3 RESULTS
4.4 Conclusions
The current study provides new insight into the field of emotion perception for
individuals who are typically developing and those who are diagnosed with an autism spectrum disorder. Through the direct exploration of gaze behavior, information about the visual sampling of facial features was collected during the perception of novel dynamic audio-visual emotion (DAVE) stimuli. These stimuli were digitally altered to allow for the presentation of both congruent and incongruent audio-visual affect. These results replicate and expand previous knowledge of emotion perception in typically developing individuals, as well as afford researchers and clinicians a foundation from which to explore the social deficits found in individuals with ASDs.
Results indicated that all participants were able to accurately identify happy, angry, fearful, and neutral emotions. The increased task difficulty of the incongruent condition was evidenced by the increase in response times for both groups. Whereas TD individuals showed a bias toward the visual affective information when asked to determine the emotion portrayed, individuals with ASD did not show the same preference for visual affective information.
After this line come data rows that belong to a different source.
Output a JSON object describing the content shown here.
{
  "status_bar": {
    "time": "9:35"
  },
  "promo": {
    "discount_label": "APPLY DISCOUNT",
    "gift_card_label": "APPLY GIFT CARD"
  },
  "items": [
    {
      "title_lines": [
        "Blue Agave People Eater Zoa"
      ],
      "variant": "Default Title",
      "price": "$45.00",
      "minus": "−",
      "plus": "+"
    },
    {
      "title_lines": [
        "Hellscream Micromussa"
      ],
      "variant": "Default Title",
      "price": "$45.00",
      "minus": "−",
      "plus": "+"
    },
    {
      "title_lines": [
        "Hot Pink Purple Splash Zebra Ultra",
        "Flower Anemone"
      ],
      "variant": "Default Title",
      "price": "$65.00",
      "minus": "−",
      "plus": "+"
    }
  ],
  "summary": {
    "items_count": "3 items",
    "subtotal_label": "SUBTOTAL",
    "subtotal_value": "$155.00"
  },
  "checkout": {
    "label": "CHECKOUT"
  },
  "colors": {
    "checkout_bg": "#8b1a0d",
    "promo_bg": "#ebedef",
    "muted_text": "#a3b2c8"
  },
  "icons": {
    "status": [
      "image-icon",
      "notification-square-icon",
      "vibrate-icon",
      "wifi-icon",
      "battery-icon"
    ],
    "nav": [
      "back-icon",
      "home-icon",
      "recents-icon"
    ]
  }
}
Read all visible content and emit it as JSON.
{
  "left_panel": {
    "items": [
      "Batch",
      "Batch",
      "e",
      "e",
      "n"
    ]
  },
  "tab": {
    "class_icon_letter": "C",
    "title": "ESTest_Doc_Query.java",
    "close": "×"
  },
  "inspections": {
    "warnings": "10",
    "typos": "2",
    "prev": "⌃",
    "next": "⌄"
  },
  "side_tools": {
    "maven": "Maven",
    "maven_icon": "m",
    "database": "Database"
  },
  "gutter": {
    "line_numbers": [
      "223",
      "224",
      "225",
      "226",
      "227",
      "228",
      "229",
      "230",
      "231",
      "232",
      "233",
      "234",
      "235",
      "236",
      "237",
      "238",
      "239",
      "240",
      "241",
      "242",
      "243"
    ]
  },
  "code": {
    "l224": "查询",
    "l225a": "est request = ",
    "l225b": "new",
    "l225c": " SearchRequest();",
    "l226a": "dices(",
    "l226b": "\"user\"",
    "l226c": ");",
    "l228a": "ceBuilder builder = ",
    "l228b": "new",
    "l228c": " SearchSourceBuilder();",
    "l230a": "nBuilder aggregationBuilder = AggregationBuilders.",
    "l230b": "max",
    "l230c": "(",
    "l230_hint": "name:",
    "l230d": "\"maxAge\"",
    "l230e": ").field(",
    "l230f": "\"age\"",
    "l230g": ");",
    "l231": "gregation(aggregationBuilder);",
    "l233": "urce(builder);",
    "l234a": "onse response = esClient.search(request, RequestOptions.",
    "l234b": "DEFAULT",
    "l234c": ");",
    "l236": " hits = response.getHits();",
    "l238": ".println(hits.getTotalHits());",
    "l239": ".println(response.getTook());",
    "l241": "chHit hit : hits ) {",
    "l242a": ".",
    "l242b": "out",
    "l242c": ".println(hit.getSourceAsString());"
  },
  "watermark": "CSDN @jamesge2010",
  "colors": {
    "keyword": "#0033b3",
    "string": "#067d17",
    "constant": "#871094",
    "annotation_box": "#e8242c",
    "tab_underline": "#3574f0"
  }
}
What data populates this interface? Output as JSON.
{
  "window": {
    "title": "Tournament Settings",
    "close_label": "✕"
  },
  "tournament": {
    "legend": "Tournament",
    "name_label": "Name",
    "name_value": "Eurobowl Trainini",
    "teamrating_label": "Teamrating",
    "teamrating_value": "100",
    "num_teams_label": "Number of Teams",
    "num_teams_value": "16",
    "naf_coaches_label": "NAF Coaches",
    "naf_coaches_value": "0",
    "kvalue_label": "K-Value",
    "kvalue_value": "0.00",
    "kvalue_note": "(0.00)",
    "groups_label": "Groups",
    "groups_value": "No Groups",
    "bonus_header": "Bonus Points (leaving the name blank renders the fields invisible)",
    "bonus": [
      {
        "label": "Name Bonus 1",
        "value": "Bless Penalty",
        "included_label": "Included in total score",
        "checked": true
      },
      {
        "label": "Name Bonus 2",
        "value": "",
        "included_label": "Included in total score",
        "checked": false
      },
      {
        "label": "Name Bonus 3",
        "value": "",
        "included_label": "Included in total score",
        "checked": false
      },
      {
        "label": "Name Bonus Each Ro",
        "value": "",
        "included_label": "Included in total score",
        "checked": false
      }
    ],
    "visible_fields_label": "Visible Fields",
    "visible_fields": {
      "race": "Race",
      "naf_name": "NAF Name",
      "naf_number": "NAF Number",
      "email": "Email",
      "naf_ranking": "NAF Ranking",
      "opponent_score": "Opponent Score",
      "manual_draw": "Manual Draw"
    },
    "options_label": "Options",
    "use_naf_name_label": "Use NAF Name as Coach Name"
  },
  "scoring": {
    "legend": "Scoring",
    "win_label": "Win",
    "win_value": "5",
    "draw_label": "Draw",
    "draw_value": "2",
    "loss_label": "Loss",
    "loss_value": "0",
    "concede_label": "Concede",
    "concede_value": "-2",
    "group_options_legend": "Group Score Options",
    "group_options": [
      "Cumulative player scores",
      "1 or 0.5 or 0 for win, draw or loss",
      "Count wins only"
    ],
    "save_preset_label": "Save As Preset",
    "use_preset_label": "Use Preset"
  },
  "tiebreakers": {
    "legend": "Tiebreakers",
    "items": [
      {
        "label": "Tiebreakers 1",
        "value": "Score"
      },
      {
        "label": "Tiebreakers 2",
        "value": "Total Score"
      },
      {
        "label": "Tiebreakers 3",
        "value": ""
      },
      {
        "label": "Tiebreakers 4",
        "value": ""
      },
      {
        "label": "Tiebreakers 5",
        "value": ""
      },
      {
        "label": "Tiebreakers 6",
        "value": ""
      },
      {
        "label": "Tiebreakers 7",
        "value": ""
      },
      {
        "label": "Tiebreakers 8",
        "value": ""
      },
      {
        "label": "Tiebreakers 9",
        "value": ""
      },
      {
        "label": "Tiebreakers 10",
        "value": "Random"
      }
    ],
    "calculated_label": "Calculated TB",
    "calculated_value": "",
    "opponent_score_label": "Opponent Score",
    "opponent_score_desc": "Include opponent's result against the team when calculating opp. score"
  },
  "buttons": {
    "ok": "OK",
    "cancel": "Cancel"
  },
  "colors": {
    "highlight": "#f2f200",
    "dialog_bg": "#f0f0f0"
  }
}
Individuals with ASD showed a relative deficit in emotion identification, suggesting that they did not benefit from the provision of biological motion (i.e., dynamic stimuli) and bimodal affective information (i.e., audio-visual) to the same extent as did their TD peers when presented with congruent stimuli. The fact that a relative reduction in accuracy occurred for the ASD group despite comparable response times between groups, and that responses were not biased toward facial affect, suggests that disparities in emotion perception occurred early in the perceptual stage of processing.
The early, automatic integration and perception of affective cues appeared to rapidly influence visual scanning behavior. Participants demonstrated similar fixation patterns during the perception of congruent movies, in that both individuals with ASD and TD individuals showed a preference for the eye region. Under more complex conditions, requiring the detection of
incongruence and subsequently making a decision regarding emotion identification, group differences emerged in visual approach. When TD participants perceive incongruence at the early stage of integration, their visual fixation patterns were efficiently altered as a function of the extraordinary nature of the stimuli. However, because of impairments in the automatic perception of emotional information in individuals with ASD, their visual fixation patterns were not as efficiently adapted to compensate for the increasing complexity of the task. Typically- developing individuals showed an increased preference for the most salient regions during the more complex task, increasing fixation duration to the face, and specifically to the core region, in order to maintain the same level of accuracy. In contrast, the individuals with ASD did not show the same increase to the face or to the core region. The exception to this is that the increase in and distribution among the core regions (i.e., eyes, nose, mouth) remained comparable for both groups during congruent and incongruent movies. Differences in the overall reliance on the core region likely influenced the subsequent emotion judgments, as TD individuals were more likely to respond with the facial emotion and showed a greater preference for fixation on the core region. It appears that this influence emerges particularly very early in perception, as the TD group also showed a specific increase in their initial fixations to the core region.
The perceptual differences that emerged and the difficulties in emotion perception, albeit of a small effect, demonstrated by the individuals with ASD in this controlled experimental study, have great implications for social skills intervention research. The presentation of
congruent and incongruent movies more closely simulates real-life social encounters, wherein individuals must rapidly discern the mental state and intentions of others amidst a variety of stimuli. Even when presented in brief segments, without the additional pressure of a face-to-face social interaction, differences in performance emerged for the ASD group in this study.
Furthermore, the visual scanning patterns were negatively associated with symptoms associated with ASDs, and specifically with level of social impairment. As individuals in this study were high-functioning individuals ASDs without cognitive impairments, it is logical to predict that more pronounced differences in visual scanning strategies would be found in individuals with more profound social impairments.
As such, the results of the current study highlight the importance of developing social skills interventions programs that target these areas of weakness in individuals with ASD. Specifically, intervention programs should utilize brief, dynamic stimuli that provide audio- visual information with the aim of improving efficiency in the rapid integration of information and the perception of configural changes that signal specific emotions. Moreover, individuals with ASD would be well served by intervention programs designed for practice in the detection of conflict between social cues (e.g., incongruent facial affect, prosody, semantic content). In addition, consideration of both response time and accuracy findings suggest that individuals with ASD in this study were both impacted by a speed-accuracy trade-off and that they were unaware of their inaccuracies. Individuals with ASD may therefore benefit from interventions that
providing immediate feedback about performance and allow for the repetition of stimuli to support improved accuracy of responding. Finally, the evidence for particular difficulties that emerged during a relatively more complex task (i.e., both congruent and incongruent movies together) emphasizes the importance of designing social skills interventions that more closely
simulate real-world social interactions. Such interventions might require emotion or social judgments under a cognitive load or by otherwise increasing the complexity of stimulus context (e.g., distraction). One potential framework for such interventions might be that of programs aimed at supporting executive functioning skills (e.g., cognitive flexibility, divided or alternating attention tasks).